Doğanın en büyük düşmanının insan olduğu gerçeği, dün bir kez daha suratımızın orta yerine tokat gibi çarptı.
  Aşırı sıcakların etkisini oldukça yoğun gösterdiği bu günlerde, sosyal medyada dönen “Kanlıköy   Barajı’nda su seviyesi çok azaldı, balıklar tehlikede” söylentilerinin gerçeği yansıtıp yansıtmadığını öğrenmek için dün iş arkadaşım Serhat Kalın ile birlikte Kanlıköy Göleti’ne gittik.
  Gittik ve karşılaştığımız manzara karşısında donup kaldık!
  Koskoca baraj tamamen kurumuş, etraf ölü balıklarla doluydu.
  Nutkumuz tutuldu, gözlerimiz doldu ve birbirimize bakarak “olamaz” dedik.
  Ama maalesef olmuş…
  Kurumuş yerde nereye baksak ölü balıkları görüyorduk.
  Etrafta tam anlamıyla bir ölüm sessizliği vardı.
  Yüzlerce irili ufaklı balık can çekişe çekişe telef olmuştu.
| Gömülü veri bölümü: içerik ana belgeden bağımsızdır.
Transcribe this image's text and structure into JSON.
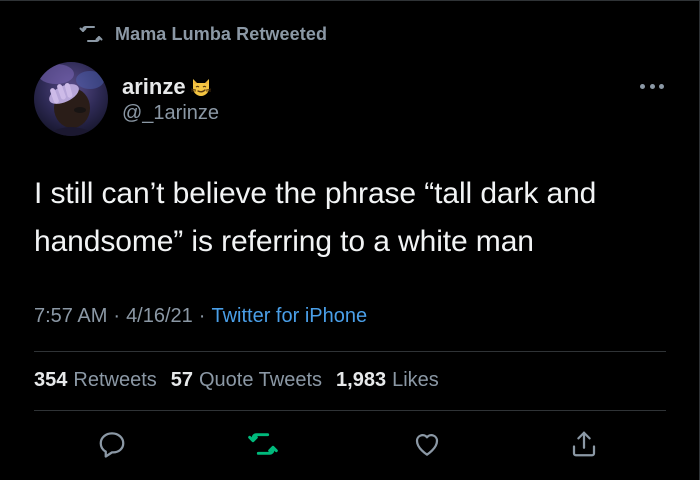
{
  "retweet_context": {
    "text": "Mama Lumba Retweeted",
    "icon": "retweet-icon"
  },
  "author": {
    "name": "arinze",
    "emoji": "smirking-cat-emoji",
    "handle": "@_1arinze",
    "avatar": "profile-photo"
  },
  "tweet": {
    "text": "I still can’t believe the phrase “tall dark and handsome” is referring to a white man"
  },
  "meta": {
    "time": "7:57 AM",
    "separator": "·",
    "date": "4/16/21",
    "source": "Twitter for iPhone"
  },
  "stats": {
    "retweets": {
      "count": "354",
      "label": "Retweets"
    },
    "quotes": {
      "count": "57",
      "label": "Quote Tweets"
    },
    "likes": {
      "count": "1,983",
      "label": "Likes"
    }
  },
  "actions": [
    {
      "name": "reply",
      "icon": "reply-icon"
    },
    {
      "name": "retweet",
      "icon": "retweet-icon"
    },
    {
      "name": "like",
      "icon": "heart-icon"
    },
    {
      "name": "share",
      "icon": "share-icon"
    }
  ],
  "colors": {
    "background": "#000000",
    "text_primary": "#e7e9ea",
    "text_secondary": "#8b98a5",
    "link": "#4a9fe8",
    "retweeted_green": "#00ba7c",
    "divider": "#2f3336"
  }
}
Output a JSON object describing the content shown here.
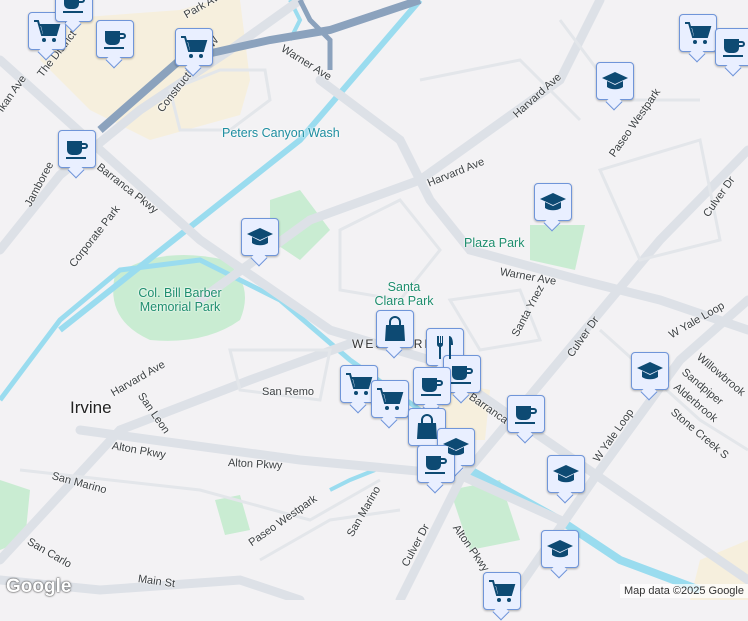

Dehşet verici bir manzaraydı.
  Yaşadığımız şokla birlikte çekimlerimizi yaptık ve tam ekipmanlarımızı toplarken araçla bir kişi yanımıza geldi ve sohbet etmeye başladık.
  İkinci şoku da o anda yaşadık zaten.
  Adam bize barajın kendiliğinden kurumadığını, suyun köylüye su hizmeti sağlamak amacıyla kullanıldığını söyledi. Hatta o noktaya “vanaları kapatmak için” geldiğini de aktardı.
  “Niye böyle bir şey yaptınız?” sorusuna ise “Ben daha önce uyardım, barajdan su çekimini durdurmanız gerekir, yoksa tüm balıklar ölecek dedim ama beni dinlemediler, yapacak bir şeyim yok” diyerek yanıt verdi.
  “Bile bile kim nasıl böyle bir talimat verebilir ki?” diye sorduğumda ise aldığım yanıt beni daha da dehşete düşürdü. Talimatı köyün muhtarı vermiş meğerse.
  Muhtarla daha sonra muhabir arkadaşımız Ahmet Karagözlü görüştü ve bu felaketin nasıl meydana geldiğini öğrendi.
  Doğruymuş, su köylüye hizmet sağlamak için kullanılmış. Hem de son damlasına kadar.
  Yüzlerce balığın telef olması pahasına!
  Akıl alır gibi değil!
  Bir de diyor ki barajdaki balıkları önceden aldırtmaları gerekirmiş, ancak aldırtamadıkları için balıklar da ölmüş.
  E yok napacaklardı, evrim geçirip susuz sizi mi bekleyeceklerdi?
  “Balıklar için hepimiz perişanız” diyor bir de muhtarımız!
  Ve bakın daha neler neler diyor:

“Balıkların 3-5 gün önce barajdan çıkartılması gerekirdi ama maalesef aşırı sıcakların da etkisiyle su bir anda çekilme gösterdi. O kadarını tahmin edemedik, öngörüde bulunamadık. Bu yüzden olan barajda kalan balıklara oldu. Aşırı sıcaklardan dolayı su öngördüğümüzden daha önce çekildi. Biz balıklar ‘2-3 gün daha yaşar’ dedik ama aşırı sıcakların etkisiyle maalesef buharlaşma oldu. Sonuçta 50 derece sıcakta o suyun buharlaşıp uçmaması mantıksız. 2-3 günlük öngörümüzde yanıldık maalesef”

Nasıl yani? Şaka herhalde bu söyledikleri!

2-3 gün daha yaşadıktan sonra mı öleceklerdi yani?

Zaten aşırı sıcak, bir damla kalan suyu da buharlaştıracak. Bir damla suyu orada bırakmak ve yüzlerce balığın feci şekilde telef olmasını önlemek bu kadar mı düşünceden uzak olabilir!
   Bu nasıl bir mantıktır, bu nasıl bir sorumsuzluktur anlamış değilim.
   Muhtar aynı zamanda biyolog, doğa bilimci yoksa Limnoloji uzmanı mı yoksa? Böyle bir kararı oturduğu yerden nasıl verebilir? Hangi yetkiyle bu öngörülerde bulunabilir?
   Ha, muhtar işin uzmanıysa da eğer bilsin ki başarılı bir uzman değil. Tavsiyem de yapmasın bu işi.
   Kusura bakmayınız ama bu yaptığınız tam bir çevre katliamı!
   Bu ülkenin Çevre Bakanlığı yok mu?
   Eğer varsa bu konu mutlaka soruşturulmalı ve bu katliamın sorumluları cezalandırılmalıdır.